Data on quality of life (utility), along with overall survival, are essential if conclusions are to be drawn about their effectiveness and value for money. The absence of such evidence makes it difficult to ensure patients are receiving the best possible care and limits scope for improving the quality of services. And in the context of limited resources, failure to generate evidence about the cost-effectiveness of palliative care could result in inefficient or inequitable funding decisions.
Although outcome measurement has a significant role to play in improving efficiency and access to palliative care services, there are some practical challenges to consider during study design. Gatekeeping by healthcare professionals or patients' family and friends may hinder recruitment to studies. In addition, patients may lack capacity to consent or participate, or be unable or unwilling to participate. In such cases, researchers may rely on information reported by proxies, but this approach may produce unreliable results given the potential for response bias on the part of caregivers. This was demonstrated in a recent study that found caregivers had a higher willingness to pay for life-extending treatments than patients did. 10 Although researchers may consider accepting proxy reports for observable or straightforward outcomes, differences in priorities and perceptions of quality of life between patients and caregivers emphasize the need to elicit preferences and outcomes directly from patients whenever possible.

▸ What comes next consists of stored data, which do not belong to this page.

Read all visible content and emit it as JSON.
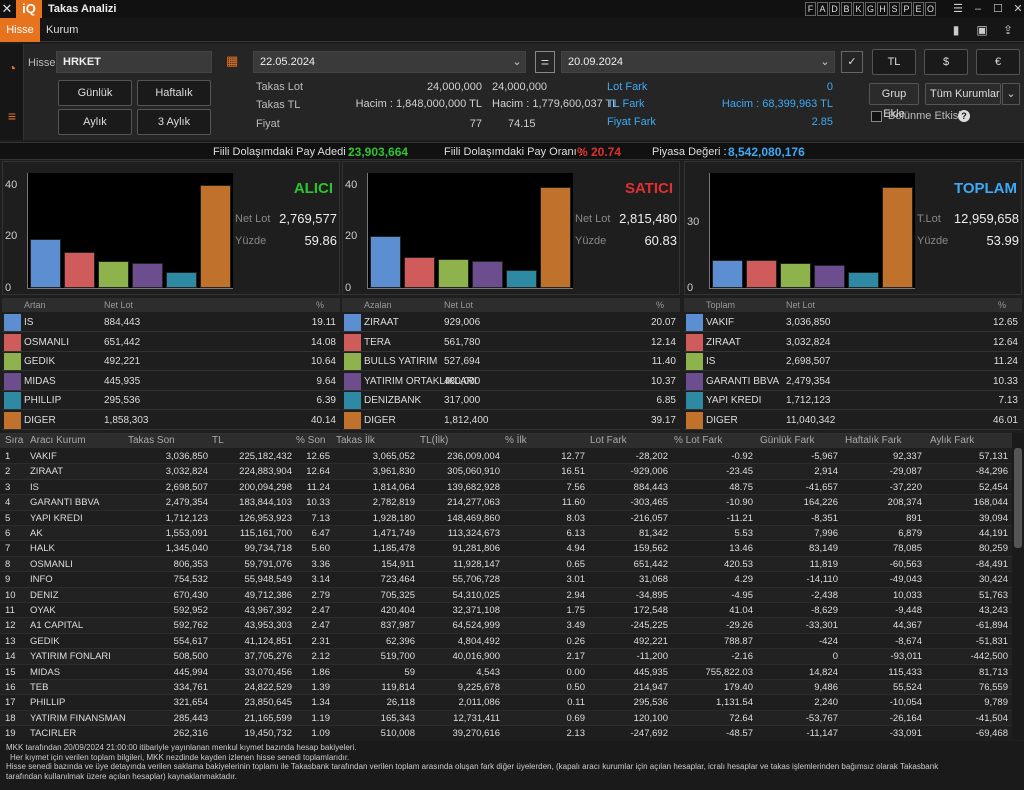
{
  "window": {
    "title": "Takas Analizi",
    "letters": [
      "F",
      "A",
      "D",
      "B",
      "K",
      "G",
      "H",
      "S",
      "P",
      "E",
      "O"
    ]
  },
  "menu": {
    "hisse": "Hisse",
    "kurum": "Kurum"
  },
  "form": {
    "hisse_label": "Hisse",
    "hisse_value": "HRKET",
    "date_from": "22.05.2024",
    "date_to": "20.09.2024",
    "eq": "=",
    "cur_tl": "TL",
    "cur_usd": "$",
    "cur_eur": "€",
    "btn_gunluk": "Günlük",
    "btn_haftalik": "Haftalık",
    "btn_aylik": "Aylık",
    "btn_3aylik": "3 Aylık",
    "grup_ekle": "Grup Ekle",
    "tum_kurumlar": "Tüm Kurumlar",
    "bolunme": "Bölünme Etkisi"
  },
  "summary": {
    "takas_lot_label": "Takas Lot",
    "takas_tl_label": "Takas TL",
    "fiyat_label": "Fiyat",
    "lot_1": "24,000,000",
    "lot_2": "24,000,000",
    "hacim_1": "Hacim : 1,848,000,000 TL",
    "hacim_2": "Hacim : 1,779,600,037 TL",
    "fiyat_1": "77",
    "fiyat_2": "74.15",
    "lot_fark_label": "Lot Fark",
    "lot_fark": "0",
    "tl_fark_label": "TL Fark",
    "tl_fark": "Hacim : 68,399,963 TL",
    "fiyat_fark_label": "Fiyat Fark",
    "fiyat_fark": "2.85"
  },
  "stats": {
    "pay_adedi_label": "Fiili Dolaşımdaki Pay Adedi :",
    "pay_adedi": "23,903,664",
    "pay_orani_label": "Fiili Dolaşımdaki Pay Oranı :",
    "pay_orani": "% 20.74",
    "piyasa_label": "Piyasa Değeri :",
    "piyasa": "8,542,080,176"
  },
  "colors": [
    "#5b8fd1",
    "#d05b5b",
    "#8fb34c",
    "#6c4d8e",
    "#2e8aa3",
    "#c0722c"
  ],
  "chart_data": [
    {
      "type": "bar",
      "title": "ALICI",
      "title_color": "#2fc42f",
      "ylim": [
        0,
        45
      ],
      "yticks": [
        0,
        20,
        40
      ],
      "values": [
        19.11,
        14.08,
        10.64,
        9.64,
        6.39,
        40.14
      ],
      "net_lot_label": "Net Lot",
      "net_lot": "2,769,577",
      "yuzde_label": "Yüzde",
      "yuzde": "59.86"
    },
    {
      "type": "bar",
      "title": "SATICI",
      "title_color": "#e03030",
      "ylim": [
        0,
        45
      ],
      "yticks": [
        0,
        20,
        40
      ],
      "values": [
        20.07,
        12.14,
        11.4,
        10.37,
        6.85,
        39.17
      ],
      "net_lot_label": "Net Lot",
      "net_lot": "2,815,480",
      "yuzde_label": "Yüzde",
      "yuzde": "60.83"
    },
    {
      "type": "bar",
      "title": "TOPLAM",
      "title_color": "#3fa9f5",
      "ylim": [
        0,
        53
      ],
      "yticks": [
        0,
        30
      ],
      "values": [
        12.65,
        12.64,
        11.24,
        10.33,
        7.13,
        46.01
      ],
      "net_lot_label": "T.Lot",
      "net_lot": "12,959,658",
      "yuzde_label": "Yüzde",
      "yuzde": "53.99"
    }
  ],
  "small_tables": [
    {
      "h1": "Artan",
      "h2": "Net Lot",
      "h3": "%",
      "rows": [
        [
          "IS",
          "884,443",
          "19.11"
        ],
        [
          "OSMANLI",
          "651,442",
          "14.08"
        ],
        [
          "GEDIK",
          "492,221",
          "10.64"
        ],
        [
          "MIDAS",
          "445,935",
          "9.64"
        ],
        [
          "PHILLIP",
          "295,536",
          "6.39"
        ],
        [
          "DIGER",
          "1,858,303",
          "40.14"
        ]
      ]
    },
    {
      "h1": "Azalan",
      "h2": "Net Lot",
      "h3": "%",
      "rows": [
        [
          "ZIRAAT",
          "929,006",
          "20.07"
        ],
        [
          "TERA",
          "561,780",
          "12.14"
        ],
        [
          "BULLS YATIRIM",
          "527,694",
          "11.40"
        ],
        [
          "YATIRIM ORTAKLIKLARI",
          "480,000",
          "10.37"
        ],
        [
          "DENIZBANK",
          "317,000",
          "6.85"
        ],
        [
          "DIGER",
          "1,812,400",
          "39.17"
        ]
      ]
    },
    {
      "h1": "Toplam",
      "h2": "Net Lot",
      "h3": "%",
      "rows": [
        [
          "VAKIF",
          "3,036,850",
          "12.65"
        ],
        [
          "ZIRAAT",
          "3,032,824",
          "12.64"
        ],
        [
          "IS",
          "2,698,507",
          "11.24"
        ],
        [
          "GARANTI BBVA",
          "2,479,354",
          "10.33"
        ],
        [
          "YAPI KREDI",
          "1,712,123",
          "7.13"
        ],
        [
          "DIGER",
          "11,040,342",
          "46.01"
        ]
      ]
    }
  ],
  "big_table": {
    "headers": [
      "Sıra",
      "Aracı Kurum",
      "Takas Son",
      "TL",
      "% Son",
      "Takas İlk",
      "TL(İlk)",
      "% İlk",
      "Lot Fark",
      "% Lot Fark",
      "Günlük Fark",
      "Haftalık Fark",
      "Aylık Fark"
    ],
    "rows": [
      [
        "1",
        "VAKIF",
        "3,036,850",
        "225,182,432",
        "12.65",
        "3,065,052",
        "236,009,004",
        "12.77",
        "-28,202",
        "-0.92",
        "-5,967",
        "92,337",
        "57,131"
      ],
      [
        "2",
        "ZIRAAT",
        "3,032,824",
        "224,883,904",
        "12.64",
        "3,961,830",
        "305,060,910",
        "16.51",
        "-929,006",
        "-23.45",
        "2,914",
        "-29,087",
        "-84,296"
      ],
      [
        "3",
        "IS",
        "2,698,507",
        "200,094,298",
        "11.24",
        "1,814,064",
        "139,682,928",
        "7.56",
        "884,443",
        "48.75",
        "-41,657",
        "-37,220",
        "52,454"
      ],
      [
        "4",
        "GARANTI BBVA",
        "2,479,354",
        "183,844,103",
        "10.33",
        "2,782,819",
        "214,277,063",
        "11.60",
        "-303,465",
        "-10.90",
        "164,226",
        "208,374",
        "168,044"
      ],
      [
        "5",
        "YAPI KREDI",
        "1,712,123",
        "126,953,923",
        "7.13",
        "1,928,180",
        "148,469,860",
        "8.03",
        "-216,057",
        "-11.21",
        "-8,351",
        "891",
        "39,094"
      ],
      [
        "6",
        "AK",
        "1,553,091",
        "115,161,700",
        "6.47",
        "1,471,749",
        "113,324,673",
        "6.13",
        "81,342",
        "5.53",
        "7,996",
        "6,879",
        "44,191"
      ],
      [
        "7",
        "HALK",
        "1,345,040",
        "99,734,718",
        "5.60",
        "1,185,478",
        "91,281,806",
        "4.94",
        "159,562",
        "13.46",
        "83,149",
        "78,085",
        "80,259"
      ],
      [
        "8",
        "OSMANLI",
        "806,353",
        "59,791,076",
        "3.36",
        "154,911",
        "11,928,147",
        "0.65",
        "651,442",
        "420.53",
        "11,819",
        "-60,563",
        "-84,491"
      ],
      [
        "9",
        "INFO",
        "754,532",
        "55,948,549",
        "3.14",
        "723,464",
        "55,706,728",
        "3.01",
        "31,068",
        "4.29",
        "-14,110",
        "-49,043",
        "30,424"
      ],
      [
        "10",
        "DENIZ",
        "670,430",
        "49,712,386",
        "2.79",
        "705,325",
        "54,310,025",
        "2.94",
        "-34,895",
        "-4.95",
        "-2,438",
        "10,033",
        "51,763"
      ],
      [
        "11",
        "OYAK",
        "592,952",
        "43,967,392",
        "2.47",
        "420,404",
        "32,371,108",
        "1.75",
        "172,548",
        "41.04",
        "-8,629",
        "-9,448",
        "43,243"
      ],
      [
        "12",
        "A1 CAPITAL",
        "592,762",
        "43,953,303",
        "2.47",
        "837,987",
        "64,524,999",
        "3.49",
        "-245,225",
        "-29.26",
        "-33,301",
        "44,367",
        "-61,894"
      ],
      [
        "13",
        "GEDIK",
        "554,617",
        "41,124,851",
        "2.31",
        "62,396",
        "4,804,492",
        "0.26",
        "492,221",
        "788.87",
        "-424",
        "-8,674",
        "-51,831"
      ],
      [
        "14",
        "YATIRIM FONLARI",
        "508,500",
        "37,705,276",
        "2.12",
        "519,700",
        "40,016,900",
        "2.17",
        "-11,200",
        "-2.16",
        "0",
        "-93,011",
        "-442,500"
      ],
      [
        "15",
        "MIDAS",
        "445,994",
        "33,070,456",
        "1.86",
        "59",
        "4,543",
        "0.00",
        "445,935",
        "755,822.03",
        "14,824",
        "115,433",
        "81,713"
      ],
      [
        "16",
        "TEB",
        "334,761",
        "24,822,529",
        "1.39",
        "119,814",
        "9,225,678",
        "0.50",
        "214,947",
        "179.40",
        "9,486",
        "55,524",
        "76,559"
      ],
      [
        "17",
        "PHILLIP",
        "321,654",
        "23,850,645",
        "1.34",
        "26,118",
        "2,011,086",
        "0.11",
        "295,536",
        "1,131.54",
        "2,240",
        "-10,054",
        "9,789"
      ],
      [
        "18",
        "YATIRIM FINANSMAN",
        "285,443",
        "21,165,599",
        "1.19",
        "165,343",
        "12,731,411",
        "0.69",
        "120,100",
        "72.64",
        "-53,767",
        "-26,164",
        "-41,504"
      ],
      [
        "19",
        "TACIRLER",
        "262,316",
        "19,450,732",
        "1.09",
        "510,008",
        "39,270,616",
        "2.13",
        "-247,692",
        "-48.57",
        "-11,147",
        "-33,091",
        "-69,468"
      ]
    ]
  },
  "footer": [
    "MKK tarafından 20/09/2024 21:00:00 itibariyle yayınlanan menkul kıymet bazında hesap bakiyeleri.",
    "Her kıymet için verilen toplam bilgileri, MKK nezdinde kayden izlenen hisse senedi toplamlarıdır.",
    "Hisse senedi bazında ve üye detayında verilen saklama bakiyelerinin toplamı ile Takasbank tarafından verilen toplam arasında oluşan fark diğer üyelerden, (kapalı aracı kurumlar için açılan hesaplar, icralı hesaplar ve takas işlemlerinden bağımsız olarak Takasbank",
    "tarafından kullanılmak üzere açılan hesaplar) kaynaklanmaktadır."
  ]
}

This lack of clarity over ideal methodological or philosophical frameworks by no means precludes researchers from undertaking evaluations that include some element of outcome measurement. Rather than waiting for the perfect tool, the science would be better served by approaches that incorporate appropriate, if noncomprehensive, methods. A good starting point would be identifying the objective of the intervention, for example, addressing specific symptoms, reducing caregiver burden, or improving quality of life. The next step would be to choose outcome measures that reflect these goals—with recent publications providing guidance on the use of quality of life and other outcome measures in palliative care populations. 11 Finally, the measures should be repeated as often as possible to capture the full impact of the intervention.
Summary
Current economic evidence on palliative and EOL care has been generated by studies with limited methodological scope. These limitations are understandable in the context of both palliative care's relative newness and the formidable challenges in EOL research, and the evidence provides a valuable foundation for future work.
In considering this future work and in the context of recent randomized trials reporting survival effects, it is timely to expand the methodological scope of studies. In particular, cost evaluations will ideally count forward from the point of intervention and using the broadest possible perspective. Where “backward-counting” methods continue to be used in evaluating intervention impact on cost of care, an evidence-based assumption of treatment futility ought to be declared. For studies to measure fully the value of interventions, it is essential that evaluations also assess outcomes, covering not only survival effects but also quality of life. This outcome measurement need not incorporate the theoretically optimal QALY approach to make a worthwhile contribution.